Of course, fulfillment of God's promise did not immediately appear fully formed in her, nor was there a sudden knocking from within, to let her son out. No, a moment of conception had happened at a microscopic level. The next day, week and month, would still provide no evidence.

Her menstrual cycle may have abruptly ended the recurring cycle of hopefulness and disappointment, but she had probably passed menopause: accentuating the miracle of the moment.

Eventually, she would have turned to the old man in her bed and said, "Hey Abie, look ... there is a swelling and its not the mosquitoes. God is fulfilling His Word in me: our promised son rises up in confirmation."

Believers face hard, dry seasons where His Word is nothing more than words spoken about something that may happen one day, hopes that rise, then fall back in dissilusionment.

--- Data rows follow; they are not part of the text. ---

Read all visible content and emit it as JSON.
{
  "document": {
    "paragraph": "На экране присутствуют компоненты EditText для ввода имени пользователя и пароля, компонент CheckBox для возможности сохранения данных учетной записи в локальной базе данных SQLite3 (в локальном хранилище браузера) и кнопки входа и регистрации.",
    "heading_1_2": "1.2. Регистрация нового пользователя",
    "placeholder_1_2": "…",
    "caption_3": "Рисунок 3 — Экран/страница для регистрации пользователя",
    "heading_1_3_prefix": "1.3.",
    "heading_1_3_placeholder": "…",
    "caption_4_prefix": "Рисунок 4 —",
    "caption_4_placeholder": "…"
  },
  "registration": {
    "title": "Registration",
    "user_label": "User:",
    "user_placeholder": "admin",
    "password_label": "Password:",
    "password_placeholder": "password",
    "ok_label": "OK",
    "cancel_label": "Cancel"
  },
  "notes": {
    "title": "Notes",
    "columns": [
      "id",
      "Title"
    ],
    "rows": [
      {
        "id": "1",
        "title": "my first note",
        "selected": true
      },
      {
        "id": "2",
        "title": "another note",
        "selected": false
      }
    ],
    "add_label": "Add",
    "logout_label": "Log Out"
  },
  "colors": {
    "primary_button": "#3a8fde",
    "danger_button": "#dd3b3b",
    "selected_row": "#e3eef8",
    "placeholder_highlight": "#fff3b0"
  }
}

But when His purpose is confirmed, there is no phantom pregnancy: reality will birth in us and we will breakthrough, thus ending the rending of the heart and the bleeding of our wretched souls.

Finally the Word matured and a promise conceived as a tiny spark of life, emerged as the torch that would take Abraham's legacy through the dark uncertainty of the future. The glory of God's purpose, so conceived in one, solitary boy, would emerge as a nation and prepare the way for Messiah.